The challenges faced by families vary depending on the age of the autistic child and their cognitive skills, such as whether they use spoken language. A child who has difficulty communicating may appear angry towards others or seek isolation, when the underlying problem is sensory overload, or frustration at not understanding what is going on around them.

Some children are hyperactive and impulsive. Other family members may have to adapt to not having spontaneous activities because of the autistic person’s need for structure and sameness.
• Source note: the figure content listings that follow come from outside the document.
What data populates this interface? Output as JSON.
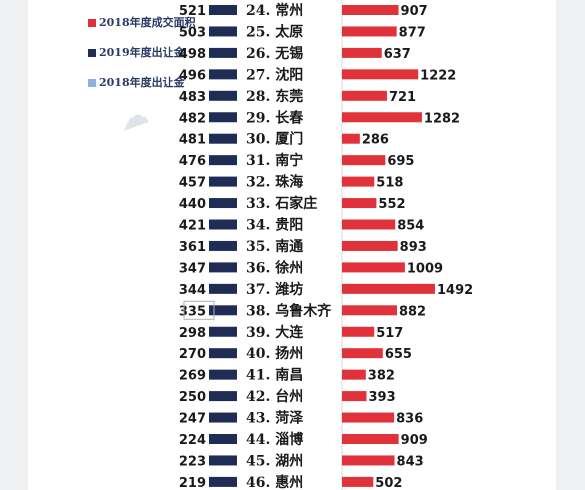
{
  "legend": {
    "land_2018": "2018年度成交面积",
    "sales_2019": "2019年度出让金",
    "sales_2018": "2018年度出让金"
  },
  "colors": {
    "land_bar": "#e0323a",
    "sales_2019_bar": "#1f2d56",
    "sales_2018_bar": "#8db2dd"
  },
  "chart_data": {
    "type": "bar",
    "categories": [
      "24. 常州",
      "25. 太原",
      "26. 无锡",
      "27. 沈阳",
      "28. 东莞",
      "29. 长春",
      "30. 厦门",
      "31. 南宁",
      "32. 珠海",
      "33. 石家庄",
      "34. 贵阳",
      "35. 南通",
      "36. 徐州",
      "37. 潍坊",
      "38. 乌鲁木齐",
      "39. 大连",
      "40. 扬州",
      "41. 南昌",
      "42. 台州",
      "43. 菏泽",
      "44. 淄博",
      "45. 湖州",
      "46. 惠州"
    ],
    "series": [
      {
        "name": "2019年度出让金",
        "values": [
          521,
          503,
          498,
          496,
          483,
          482,
          481,
          476,
          457,
          440,
          421,
          361,
          347,
          344,
          335,
          298,
          270,
          269,
          250,
          247,
          224,
          223,
          219
        ]
      },
      {
        "name": "2018年度成交面积",
        "values": [
          907,
          877,
          637,
          1222,
          721,
          1282,
          286,
          695,
          518,
          552,
          854,
          893,
          1009,
          1492,
          882,
          517,
          655,
          382,
          393,
          836,
          909,
          843,
          502
        ]
      }
    ]
  }
}
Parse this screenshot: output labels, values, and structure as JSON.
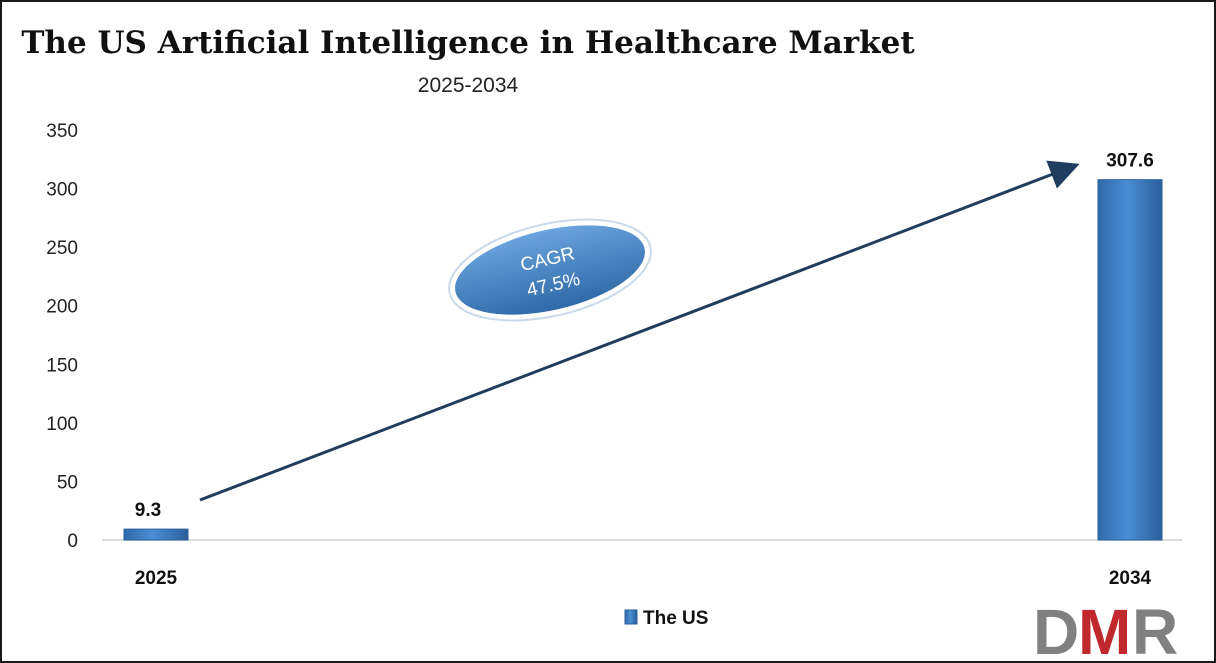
{
  "chart_data": {
    "type": "bar",
    "title": "The US Artificial Intelligence in Healthcare Market",
    "subtitle": "2025-2034",
    "categories": [
      "2025",
      "2034"
    ],
    "series": [
      {
        "name": "The US",
        "values": [
          9.3,
          307.6
        ],
        "data_labels": [
          "9.3",
          "307.6"
        ]
      }
    ],
    "ylim": [
      0,
      350
    ],
    "yticks": [
      "0",
      "50",
      "100",
      "150",
      "200",
      "250",
      "300",
      "350"
    ],
    "grid": false,
    "legend_position": "bottom-center",
    "annotation": {
      "line1": "CAGR",
      "line2": "47.5%"
    },
    "colors": {
      "bar": "#3d7cc4",
      "arrow": "#1f3d5c",
      "ellipse": "#3d7cc4"
    }
  },
  "logo": {
    "text": "DMR",
    "colors": [
      "#808080",
      "#c0282d",
      "#808080"
    ]
  }
}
We started to avoid group activities as G couldn’t join in, not understanding how to engage and interact. Swimming, music, even group speech therapy became inaccessible. I will never forget the speech therapist leading the group, taking me to one side and gently suggesting that G wasn’t benefitting and was disruptive to the group. I left the room and we went to feed the ducks, which ended up with him eating bread and me sobbing through my sense of abandonment, hopelessness and isolation.

(N, 2017, pers. comm.)

Lack of sleep is also a significant issue. Children with autism often have disrupted sleep patterns, and inevitably this affects parents too. Jacqui Jackson is a single parent of seven sons and daughters, several of whom are on the autism spectrum. In 2006, when her family was still very young, Jacqui commented that she often went for several nights without sleep, and only took cat-naps on other nights. She was trying to write her PhD thesis at the time.

Physically it does take its toll … It gets you down and it affects how you work.